那天夜里,雪下得更大了,狂风呼啸着拍打窗户,像是在低声呜咽。凌晨时分,舒瑶在妈妈的怀里轻轻动了动,随后便没了呼吸。妈妈抱着孩子冰冷的身体,哭声在寂静的夜里特别凄凉。奶奶瘫倒在地,一遍又一遍地喊着孩子的名字,眼泪像断了线的珠子,可那个曾经会用小手抓她的小孙女,再也不会回应了。外婆从身后抱住我妈,止不住地流泪。
第二天,天晴了。地上的雪,很白,阳光也很白,从我家的后门,射到屋内,舒瑶被盖住脸,躺在地上的席子上。我妈,我奶奶,我外婆嘤嘤地哭,在苍白的光里,我看看她们,又看看地上的小孩,我跑来跑去,独自玩耍,有些真实,又有些像在梦里。这就是多年以后,我脑海里挥之不去的一幕,我的亲人们正在经历生离死别的伤痛,而当时5岁的我,不明白,不知道她们哭什么,我不懂。
舒瑶被埋在生产队后的田坡上,那里有一片松树林,雪花落在松树枝上,田野一片白茫茫,像是给这个小小的坟墓盖上了一层洁白的毯子,像童话世界。
一个星期后,父亲站在舒瑶的坟前,他小小的二女儿走了,他没能看她最后一眼,他不禁悲从中来,念出四句话:雪覆松坟三尺寒,瑶名轻唤泪难干。那年襁褓温犹在,不见啼声到岁阑。

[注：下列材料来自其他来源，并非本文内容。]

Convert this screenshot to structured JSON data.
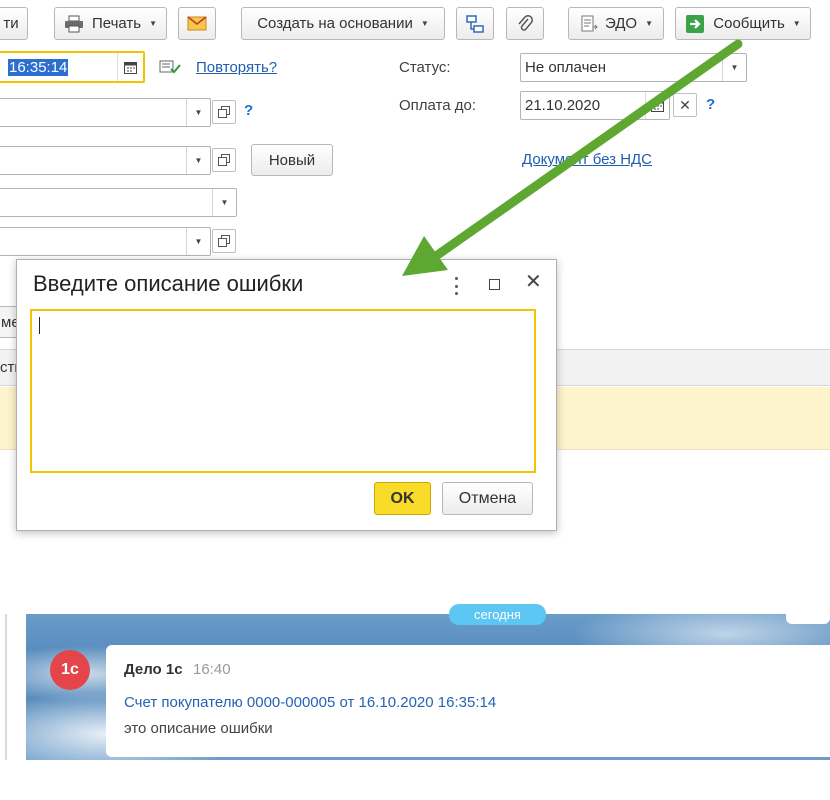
{
  "toolbar": {
    "partial_left_label": "ти",
    "print_label": "Печать",
    "create_based_label": "Создать на основании",
    "edo_label": "ЭДО",
    "report_label": "Сообщить"
  },
  "form": {
    "datetime_value": "16:35:14",
    "repeat_link": "Повторять?",
    "status_label": "Статус:",
    "status_value": "Не оплачен",
    "pay_until_label": "Оплата до:",
    "pay_until_value": "21.10.2020",
    "help_mark": "?",
    "new_button": "Новый",
    "vat_link": "Документ без НДС",
    "partial_row_a": "ме",
    "partial_row_b": "ств"
  },
  "dialog": {
    "title": "Введите описание ошибки",
    "textarea_value": "",
    "ok_label": "OK",
    "cancel_label": "Отмена"
  },
  "chat": {
    "day_label": "сегодня",
    "avatar_text": "1с",
    "sender": "Дело 1с",
    "time": "16:40",
    "link_text": "Счет покупателю 0000-000005 от 16.10.2020 16:35:14",
    "message": "это описание ошибки"
  },
  "colors": {
    "accent_yellow": "#f9dc29",
    "focus_border": "#f2c500",
    "link_blue": "#1f5fb0",
    "arrow_green": "#5ea832",
    "avatar_red": "#e4454b",
    "highlight_row": "#fdf3cc"
  }
}
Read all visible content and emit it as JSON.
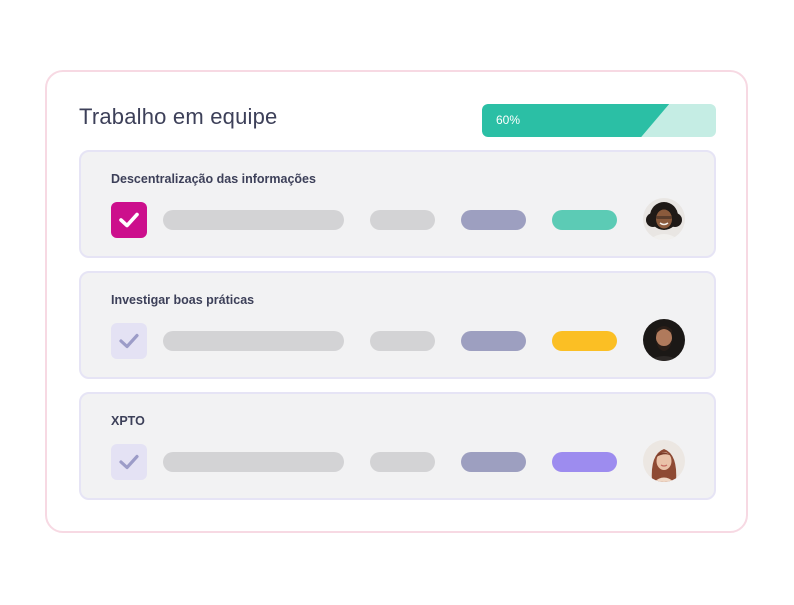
{
  "header": {
    "title": "Trabalho em equipe",
    "progress_label": "60%",
    "progress_value": 0.6
  },
  "colors": {
    "progress_fill": "#2bbfa5",
    "progress_track": "#c5ede4",
    "check_active": "#cc0f8c",
    "check_inactive": "#e4e2f4"
  },
  "tasks": [
    {
      "title": "Descentralização das informações",
      "checked": true,
      "status_color": "#5ccbb5",
      "avatar": "woman-curly-hair-avatar"
    },
    {
      "title": "Investigar boas práticas",
      "checked": false,
      "status_color": "#fbbf24",
      "avatar": "man-beard-avatar"
    },
    {
      "title": "XPTO",
      "checked": false,
      "status_color": "#9d8cef",
      "avatar": "woman-long-hair-avatar"
    }
  ]
}
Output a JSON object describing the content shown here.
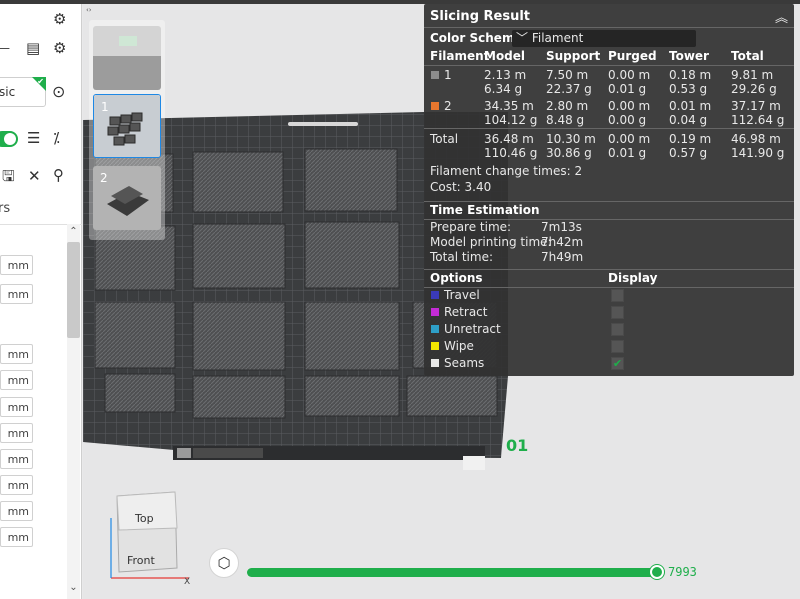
{
  "sidebar": {
    "combo_value": "sic",
    "label": "rs",
    "unit": "mm",
    "unit_rows": 10
  },
  "viewport": {
    "plates": [
      {
        "number": ""
      },
      {
        "number": "1"
      },
      {
        "number": "2"
      }
    ],
    "object_label": "01",
    "navcube": {
      "top": "Top",
      "front": "Front"
    },
    "slider": {
      "value": "7993",
      "progress": 1.0
    }
  },
  "slicing_result": {
    "title": "Slicing Result",
    "color_scheme_label": "Color Scheme",
    "color_scheme_value": "Filament",
    "headers": [
      "Filament",
      "Model",
      "Support",
      "Purged",
      "Tower",
      "Total"
    ],
    "filaments": [
      {
        "id": "1",
        "color": "#8c8c8c",
        "model": [
          "2.13 m",
          "6.34 g"
        ],
        "support": [
          "7.50 m",
          "22.37 g"
        ],
        "purged": [
          "0.00 m",
          "0.01 g"
        ],
        "tower": [
          "0.18 m",
          "0.53 g"
        ],
        "total": [
          "9.81 m",
          "29.26 g"
        ]
      },
      {
        "id": "2",
        "color": "#e8772e",
        "model": [
          "34.35 m",
          "104.12 g"
        ],
        "support": [
          "2.80 m",
          "8.48 g"
        ],
        "purged": [
          "0.00 m",
          "0.00 g"
        ],
        "tower": [
          "0.01 m",
          "0.04 g"
        ],
        "total": [
          "37.17 m",
          "112.64 g"
        ]
      }
    ],
    "total_row": {
      "label": "Total",
      "model": [
        "36.48 m",
        "110.46 g"
      ],
      "support": [
        "10.30 m",
        "30.86 g"
      ],
      "purged": [
        "0.00 m",
        "0.01 g"
      ],
      "tower": [
        "0.19 m",
        "0.57 g"
      ],
      "total": [
        "46.98 m",
        "141.90 g"
      ]
    },
    "filament_change": "Filament change times: 2",
    "cost": "Cost: 3.40",
    "time_title": "Time Estimation",
    "times": [
      {
        "label": "Prepare time:",
        "value": "7m13s"
      },
      {
        "label": "Model printing time:",
        "value": "7h42m"
      },
      {
        "label": "Total time:",
        "value": "7h49m"
      }
    ],
    "options_header": "Options",
    "display_header": "Display",
    "options": [
      {
        "label": "Travel",
        "color": "#3a3ab8",
        "checked": false
      },
      {
        "label": "Retract",
        "color": "#c42bd6",
        "checked": false
      },
      {
        "label": "Unretract",
        "color": "#2e9fc7",
        "checked": false
      },
      {
        "label": "Wipe",
        "color": "#f2e600",
        "checked": false
      },
      {
        "label": "Seams",
        "color": "#e8e8e8",
        "checked": true
      }
    ]
  },
  "colors": {
    "accent": "#1fae4b",
    "panel_bg": "#323232"
  }
}
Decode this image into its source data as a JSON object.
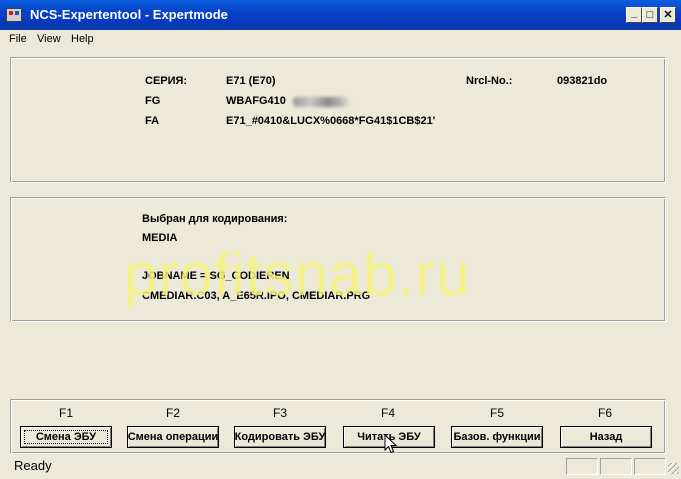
{
  "window": {
    "title": "NCS-Expertentool - Expertmode"
  },
  "title_buttons": {
    "minimize": "_",
    "maximize": "□",
    "close": "✕"
  },
  "menu": [
    "File",
    "View",
    "Help"
  ],
  "vehicle": {
    "series_label": "СЕРИЯ:",
    "series_value": "E71 (E70)",
    "nrcl_label": "Nrcl-No.:",
    "nrcl_value": "093821do",
    "fg_label": "FG",
    "fg_value": "WBAFG410",
    "fa_label": "FA",
    "fa_value": "E71_#0410&LUCX%0668*FG41$1CB$21'"
  },
  "coding": {
    "selected_label": "Выбран для кодирования:",
    "module": "MEDIA",
    "jobname": "JOBNAME = SG_CODIEREN",
    "files": "CMEDIAR.C03, A_E65R.IPO, CMEDIAR.PRG"
  },
  "watermark": "profitsnab.ru",
  "function_keys": [
    {
      "key": "F1",
      "label": "Смена ЭБУ"
    },
    {
      "key": "F2",
      "label": "Смена операции"
    },
    {
      "key": "F3",
      "label": "Кодировать ЭБУ"
    },
    {
      "key": "F4",
      "label": "Читать ЭБУ"
    },
    {
      "key": "F5",
      "label": "Базов. функции"
    },
    {
      "key": "F6",
      "label": "Назад"
    }
  ],
  "status": {
    "text": "Ready"
  }
}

每年冬天,当第一场雪落下时,母亲总会站在窗前,望着村后的方向发呆。我知道,她又在想舒瑶了,那个名字里带着“美玉”期许,却没能熬过寒冬的妹妹。很多年后,母亲老了,头发花白,眼角布满皱纹,她拿出那张泛黄的满月照,手指轻轻抚过照片上舒瑶的小脸,带着遗憾与愧疚,轻声说:“瑶儿要是还在,现在该和你一样,也会有很好的工作,有家有孩子,能经常来陪我说话吧。”
窗外的雪还在下,落在玻璃上,很快就融化成水痕,像一道道无声的泪。那个冬天的故事,像一道深深的伤疤,刻在我们一家人的心里,永远无法愈合。也永远提醒着我,学会珍惜,有些遗憾,一旦留下,就再也无法弥补。